Andre Wallace

Thursday, October 13, 2016

Ebacc to the 1880s - 3

The decline in arts education provision continues with the UK news that A level History of Art has gone down the pan and is now to be abandoned. It's easy to overlook that these decisions are in the hands of people whose choices leave a lot to be desired.
Having done A Level and Scholarship level History of Art in the 1960's, now having to cope with sadness at the destruction of art education for purely ideological reasons. The art schools provided a pathway for all sorts of misfits and eccentrics to achieve something in their life, even to out and out create the pop music industry, so they now have to go! Dumping art education on Universities and closing the rest destroyed their creativity and autonomy with the result that the UK now has little serious higher art education worthy of a future.
Waldemar Januszczak in the Sunday Times writes passionately in support of art hstory; "  What's really happening is that the collapse of educational values is happening on our watch.

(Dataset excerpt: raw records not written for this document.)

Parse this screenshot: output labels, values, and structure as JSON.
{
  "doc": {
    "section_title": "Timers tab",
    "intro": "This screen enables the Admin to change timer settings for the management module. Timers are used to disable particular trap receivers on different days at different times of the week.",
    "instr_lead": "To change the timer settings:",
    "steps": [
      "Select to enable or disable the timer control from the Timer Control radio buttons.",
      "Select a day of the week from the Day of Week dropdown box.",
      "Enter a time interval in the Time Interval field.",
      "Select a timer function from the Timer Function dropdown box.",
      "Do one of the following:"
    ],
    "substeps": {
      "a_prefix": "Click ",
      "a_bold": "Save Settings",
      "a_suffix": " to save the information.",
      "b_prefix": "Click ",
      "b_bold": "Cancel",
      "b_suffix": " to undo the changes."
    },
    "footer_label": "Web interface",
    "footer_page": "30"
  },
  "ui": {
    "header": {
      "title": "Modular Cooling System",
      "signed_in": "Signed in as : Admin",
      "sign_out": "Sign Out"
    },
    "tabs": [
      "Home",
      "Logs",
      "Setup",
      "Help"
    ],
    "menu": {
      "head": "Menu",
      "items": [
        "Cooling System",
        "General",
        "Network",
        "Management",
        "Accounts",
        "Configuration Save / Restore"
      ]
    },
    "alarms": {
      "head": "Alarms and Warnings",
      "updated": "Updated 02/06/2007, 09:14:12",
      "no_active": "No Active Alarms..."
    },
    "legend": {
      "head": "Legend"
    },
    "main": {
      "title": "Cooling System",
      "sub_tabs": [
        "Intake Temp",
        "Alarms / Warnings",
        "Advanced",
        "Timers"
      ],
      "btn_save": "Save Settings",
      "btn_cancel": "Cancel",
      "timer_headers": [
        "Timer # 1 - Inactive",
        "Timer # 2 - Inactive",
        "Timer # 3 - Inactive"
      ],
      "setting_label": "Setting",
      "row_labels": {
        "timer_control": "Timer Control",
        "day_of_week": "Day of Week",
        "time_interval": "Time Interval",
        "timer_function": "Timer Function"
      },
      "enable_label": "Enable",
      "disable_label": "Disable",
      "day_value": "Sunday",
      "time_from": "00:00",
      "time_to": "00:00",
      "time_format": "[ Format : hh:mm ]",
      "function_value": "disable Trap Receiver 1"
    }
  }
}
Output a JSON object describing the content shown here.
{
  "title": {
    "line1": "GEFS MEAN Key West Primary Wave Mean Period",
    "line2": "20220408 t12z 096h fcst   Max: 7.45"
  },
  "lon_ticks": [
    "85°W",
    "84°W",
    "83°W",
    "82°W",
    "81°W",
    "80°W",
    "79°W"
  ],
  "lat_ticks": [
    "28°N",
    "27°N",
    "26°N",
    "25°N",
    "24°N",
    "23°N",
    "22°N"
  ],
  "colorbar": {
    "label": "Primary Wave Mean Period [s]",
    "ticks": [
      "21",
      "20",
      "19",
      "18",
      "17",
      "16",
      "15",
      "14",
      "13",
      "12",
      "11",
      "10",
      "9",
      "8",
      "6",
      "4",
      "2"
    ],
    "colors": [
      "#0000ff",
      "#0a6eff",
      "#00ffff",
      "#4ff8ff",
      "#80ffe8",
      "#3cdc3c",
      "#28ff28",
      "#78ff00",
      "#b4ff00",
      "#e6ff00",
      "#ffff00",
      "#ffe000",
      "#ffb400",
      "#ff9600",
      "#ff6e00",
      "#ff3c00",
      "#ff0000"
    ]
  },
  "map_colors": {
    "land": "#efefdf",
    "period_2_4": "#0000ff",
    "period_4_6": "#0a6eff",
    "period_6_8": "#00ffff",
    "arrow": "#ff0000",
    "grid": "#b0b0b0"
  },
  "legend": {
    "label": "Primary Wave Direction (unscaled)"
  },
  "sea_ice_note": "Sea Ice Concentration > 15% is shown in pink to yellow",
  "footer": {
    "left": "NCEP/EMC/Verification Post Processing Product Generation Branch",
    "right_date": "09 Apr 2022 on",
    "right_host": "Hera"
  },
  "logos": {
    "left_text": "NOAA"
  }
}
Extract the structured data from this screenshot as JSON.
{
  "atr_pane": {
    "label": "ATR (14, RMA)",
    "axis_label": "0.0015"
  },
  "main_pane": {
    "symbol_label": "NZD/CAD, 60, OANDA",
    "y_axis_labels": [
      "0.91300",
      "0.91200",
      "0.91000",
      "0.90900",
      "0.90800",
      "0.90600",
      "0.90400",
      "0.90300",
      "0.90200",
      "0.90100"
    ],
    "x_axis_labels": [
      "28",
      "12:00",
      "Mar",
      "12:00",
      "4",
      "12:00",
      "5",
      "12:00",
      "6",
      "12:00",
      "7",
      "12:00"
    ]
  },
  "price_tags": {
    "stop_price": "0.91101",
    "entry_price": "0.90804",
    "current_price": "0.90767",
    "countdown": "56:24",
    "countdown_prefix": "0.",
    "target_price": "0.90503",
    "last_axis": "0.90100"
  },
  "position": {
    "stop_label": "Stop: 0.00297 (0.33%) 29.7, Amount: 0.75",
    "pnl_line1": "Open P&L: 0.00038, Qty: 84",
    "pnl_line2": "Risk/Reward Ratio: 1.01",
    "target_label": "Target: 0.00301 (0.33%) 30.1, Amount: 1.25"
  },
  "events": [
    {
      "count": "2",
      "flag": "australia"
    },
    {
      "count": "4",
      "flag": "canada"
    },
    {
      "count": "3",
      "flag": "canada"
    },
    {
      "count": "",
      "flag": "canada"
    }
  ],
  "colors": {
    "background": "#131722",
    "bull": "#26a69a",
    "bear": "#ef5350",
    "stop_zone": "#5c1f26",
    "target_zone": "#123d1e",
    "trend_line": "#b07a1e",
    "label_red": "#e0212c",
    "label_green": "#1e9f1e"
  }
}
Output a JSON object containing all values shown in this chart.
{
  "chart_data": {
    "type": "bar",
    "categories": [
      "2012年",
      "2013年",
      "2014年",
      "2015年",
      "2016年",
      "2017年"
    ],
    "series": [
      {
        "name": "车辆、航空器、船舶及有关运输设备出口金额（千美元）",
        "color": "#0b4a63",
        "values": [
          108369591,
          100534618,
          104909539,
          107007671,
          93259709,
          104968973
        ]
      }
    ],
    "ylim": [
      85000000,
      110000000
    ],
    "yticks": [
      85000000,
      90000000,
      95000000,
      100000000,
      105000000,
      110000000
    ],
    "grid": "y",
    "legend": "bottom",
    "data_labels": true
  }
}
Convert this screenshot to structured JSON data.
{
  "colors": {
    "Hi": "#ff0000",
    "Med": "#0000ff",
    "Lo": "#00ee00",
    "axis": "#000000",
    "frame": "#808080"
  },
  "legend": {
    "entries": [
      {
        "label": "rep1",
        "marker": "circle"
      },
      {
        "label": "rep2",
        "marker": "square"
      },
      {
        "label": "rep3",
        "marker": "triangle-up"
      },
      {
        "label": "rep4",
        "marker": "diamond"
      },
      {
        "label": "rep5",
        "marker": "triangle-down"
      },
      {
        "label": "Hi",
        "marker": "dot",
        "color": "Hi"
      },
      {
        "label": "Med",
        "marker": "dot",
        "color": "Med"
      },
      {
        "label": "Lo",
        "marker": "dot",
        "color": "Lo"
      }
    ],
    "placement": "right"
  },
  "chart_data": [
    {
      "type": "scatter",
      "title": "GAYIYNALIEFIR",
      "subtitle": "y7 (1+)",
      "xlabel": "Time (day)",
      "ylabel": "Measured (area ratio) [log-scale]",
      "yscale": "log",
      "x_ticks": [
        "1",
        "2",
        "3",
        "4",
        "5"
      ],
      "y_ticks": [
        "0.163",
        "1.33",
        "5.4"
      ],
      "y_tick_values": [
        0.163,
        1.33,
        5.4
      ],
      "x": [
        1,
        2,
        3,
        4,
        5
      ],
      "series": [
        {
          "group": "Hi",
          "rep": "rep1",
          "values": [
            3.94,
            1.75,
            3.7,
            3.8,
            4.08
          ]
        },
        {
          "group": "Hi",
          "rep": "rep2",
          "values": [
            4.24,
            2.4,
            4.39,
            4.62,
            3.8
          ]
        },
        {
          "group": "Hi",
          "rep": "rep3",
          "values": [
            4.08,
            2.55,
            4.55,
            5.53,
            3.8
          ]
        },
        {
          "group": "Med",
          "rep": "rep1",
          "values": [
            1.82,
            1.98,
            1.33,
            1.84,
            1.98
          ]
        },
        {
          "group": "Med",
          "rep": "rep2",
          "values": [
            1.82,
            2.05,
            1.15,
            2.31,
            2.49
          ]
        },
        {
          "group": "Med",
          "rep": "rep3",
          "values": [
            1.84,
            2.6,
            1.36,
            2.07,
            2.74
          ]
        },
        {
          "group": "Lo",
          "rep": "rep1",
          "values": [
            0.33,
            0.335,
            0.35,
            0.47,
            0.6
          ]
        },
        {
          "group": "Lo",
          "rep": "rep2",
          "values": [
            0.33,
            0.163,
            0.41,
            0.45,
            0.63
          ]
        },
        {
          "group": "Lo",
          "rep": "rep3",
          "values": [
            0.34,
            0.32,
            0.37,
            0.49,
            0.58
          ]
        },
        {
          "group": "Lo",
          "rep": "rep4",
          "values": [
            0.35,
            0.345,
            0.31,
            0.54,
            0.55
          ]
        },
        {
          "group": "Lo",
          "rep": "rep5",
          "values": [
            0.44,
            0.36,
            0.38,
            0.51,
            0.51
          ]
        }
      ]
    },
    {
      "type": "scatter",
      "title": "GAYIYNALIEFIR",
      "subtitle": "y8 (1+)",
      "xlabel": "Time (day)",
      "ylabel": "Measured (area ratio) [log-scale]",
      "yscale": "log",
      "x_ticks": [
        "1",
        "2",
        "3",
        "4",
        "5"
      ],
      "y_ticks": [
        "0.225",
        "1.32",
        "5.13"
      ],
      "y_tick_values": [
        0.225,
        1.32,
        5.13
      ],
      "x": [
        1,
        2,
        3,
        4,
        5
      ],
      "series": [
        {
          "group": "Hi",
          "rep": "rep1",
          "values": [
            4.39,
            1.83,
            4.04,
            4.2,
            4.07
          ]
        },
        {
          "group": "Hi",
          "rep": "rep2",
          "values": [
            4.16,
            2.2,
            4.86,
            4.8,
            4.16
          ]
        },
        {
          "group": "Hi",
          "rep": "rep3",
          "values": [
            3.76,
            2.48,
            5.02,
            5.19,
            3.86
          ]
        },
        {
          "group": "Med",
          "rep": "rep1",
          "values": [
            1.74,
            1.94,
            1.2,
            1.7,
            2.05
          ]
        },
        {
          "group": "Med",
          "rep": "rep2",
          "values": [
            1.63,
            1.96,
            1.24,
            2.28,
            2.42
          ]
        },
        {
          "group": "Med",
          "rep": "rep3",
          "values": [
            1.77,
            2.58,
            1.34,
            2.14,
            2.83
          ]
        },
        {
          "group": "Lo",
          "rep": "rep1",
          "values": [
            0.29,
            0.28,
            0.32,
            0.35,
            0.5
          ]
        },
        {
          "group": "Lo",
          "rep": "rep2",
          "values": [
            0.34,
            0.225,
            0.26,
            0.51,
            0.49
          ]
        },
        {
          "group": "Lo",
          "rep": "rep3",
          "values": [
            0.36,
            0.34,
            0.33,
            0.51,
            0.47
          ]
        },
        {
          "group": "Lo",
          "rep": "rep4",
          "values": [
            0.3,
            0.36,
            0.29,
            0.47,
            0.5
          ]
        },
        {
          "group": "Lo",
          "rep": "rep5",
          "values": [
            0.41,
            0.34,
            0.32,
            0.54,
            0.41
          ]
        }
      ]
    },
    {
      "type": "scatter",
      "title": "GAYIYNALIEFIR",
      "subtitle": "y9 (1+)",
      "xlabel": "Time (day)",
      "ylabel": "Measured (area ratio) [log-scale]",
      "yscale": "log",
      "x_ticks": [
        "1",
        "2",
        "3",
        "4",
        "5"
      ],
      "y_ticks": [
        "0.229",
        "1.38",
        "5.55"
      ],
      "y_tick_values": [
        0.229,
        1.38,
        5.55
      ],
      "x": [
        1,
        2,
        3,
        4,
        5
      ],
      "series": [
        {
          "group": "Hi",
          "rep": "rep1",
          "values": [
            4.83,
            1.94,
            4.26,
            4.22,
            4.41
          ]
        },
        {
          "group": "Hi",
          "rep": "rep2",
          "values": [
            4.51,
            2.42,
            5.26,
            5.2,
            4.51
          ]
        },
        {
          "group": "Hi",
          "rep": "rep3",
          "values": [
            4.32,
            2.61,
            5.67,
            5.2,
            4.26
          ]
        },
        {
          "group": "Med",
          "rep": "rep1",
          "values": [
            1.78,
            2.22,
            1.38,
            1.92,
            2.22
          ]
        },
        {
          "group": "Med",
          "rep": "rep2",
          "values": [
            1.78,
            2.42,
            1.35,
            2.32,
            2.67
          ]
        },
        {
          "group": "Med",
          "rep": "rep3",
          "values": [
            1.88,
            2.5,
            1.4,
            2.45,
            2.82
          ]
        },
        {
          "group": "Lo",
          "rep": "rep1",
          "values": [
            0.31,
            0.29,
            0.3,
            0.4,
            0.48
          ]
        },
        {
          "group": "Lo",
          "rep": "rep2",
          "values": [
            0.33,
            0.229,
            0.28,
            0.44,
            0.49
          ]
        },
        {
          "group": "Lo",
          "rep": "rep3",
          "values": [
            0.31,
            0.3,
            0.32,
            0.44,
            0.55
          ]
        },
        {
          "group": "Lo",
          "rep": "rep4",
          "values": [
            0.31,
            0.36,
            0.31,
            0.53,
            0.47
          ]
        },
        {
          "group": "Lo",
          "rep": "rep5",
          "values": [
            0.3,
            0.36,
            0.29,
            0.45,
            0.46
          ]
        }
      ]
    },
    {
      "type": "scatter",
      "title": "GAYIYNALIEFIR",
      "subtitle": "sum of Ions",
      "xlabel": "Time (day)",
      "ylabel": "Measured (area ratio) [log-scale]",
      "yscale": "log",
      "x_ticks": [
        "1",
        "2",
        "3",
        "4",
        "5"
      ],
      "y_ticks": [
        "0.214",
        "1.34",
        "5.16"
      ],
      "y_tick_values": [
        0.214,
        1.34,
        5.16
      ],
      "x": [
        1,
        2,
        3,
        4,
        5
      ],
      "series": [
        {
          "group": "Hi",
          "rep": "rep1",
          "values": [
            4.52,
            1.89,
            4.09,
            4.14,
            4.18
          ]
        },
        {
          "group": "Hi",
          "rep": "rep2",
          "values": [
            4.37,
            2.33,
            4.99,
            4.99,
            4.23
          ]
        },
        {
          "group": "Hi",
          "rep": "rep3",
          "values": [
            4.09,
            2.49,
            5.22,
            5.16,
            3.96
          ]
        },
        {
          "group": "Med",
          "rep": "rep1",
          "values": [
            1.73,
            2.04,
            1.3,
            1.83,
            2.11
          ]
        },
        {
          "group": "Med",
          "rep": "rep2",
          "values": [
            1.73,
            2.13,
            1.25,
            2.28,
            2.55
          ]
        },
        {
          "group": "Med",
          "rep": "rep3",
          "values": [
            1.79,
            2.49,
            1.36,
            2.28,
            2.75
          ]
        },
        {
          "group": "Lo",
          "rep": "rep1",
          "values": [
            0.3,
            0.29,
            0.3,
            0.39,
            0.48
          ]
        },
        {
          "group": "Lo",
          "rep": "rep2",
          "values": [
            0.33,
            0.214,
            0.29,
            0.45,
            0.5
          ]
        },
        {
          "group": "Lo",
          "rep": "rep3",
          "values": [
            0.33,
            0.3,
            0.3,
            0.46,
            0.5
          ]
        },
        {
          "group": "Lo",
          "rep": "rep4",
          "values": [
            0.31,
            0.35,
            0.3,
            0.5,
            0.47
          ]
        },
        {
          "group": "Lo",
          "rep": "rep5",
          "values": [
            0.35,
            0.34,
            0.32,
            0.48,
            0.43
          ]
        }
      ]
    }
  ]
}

And during this collapse of values, the understanding of our history through art - the best and truest understanding that there is viewed as a distraction. It doesn't lead to a job." - " Art history is the most revealing window we can open onto the human condition."
The academic teaching of the history of Art has a long and distinguished tradition in UK schools where it was taught as an addition and adjunct to history precisely because it deals with the real world as it was, with real visual evidence about real people. It teaches you how very similar to yourself they were despite their mean and short lives, as Waldemar points out - how do we now visualise Henry VIII except through Holbein's depiction of him.
The past is now seen by this technology based, childish, immature culture we inhabit as something to be dismissed as totally irrelevant, despite it's urgent real life application and relevance. The truth is that the past was in many ways a far better place than we have now, and the study of art history is a measure of the civilisation that we are throwing away in pursuit of web based ignorance. Education is both innovation and conservation, things have to be conserved for their intrinsic value or we descend into rapidly into the State that the middle east is in.
It's very easy to destroy the thin veneer of behaviour that is a civilisation, art history can at least teach us that, you only need to look at Picasso's Guernica or Goya's war images. Again and again we stand back and fail to speak out when these really stupid decisions are made.  Ignorance is very, very cheap, it costs nothing to pursue - except a future life worth living.

As Izzy Renton wrote in the Guardian ;" Undermining visual analysis in a world where young people are attacked by visual propaganda every day is short sighted. If anything the tools of visual criticism should be offered sooner to all."
Perhaps that puts the finger on the real motivation of the government, more effective propaganda is required.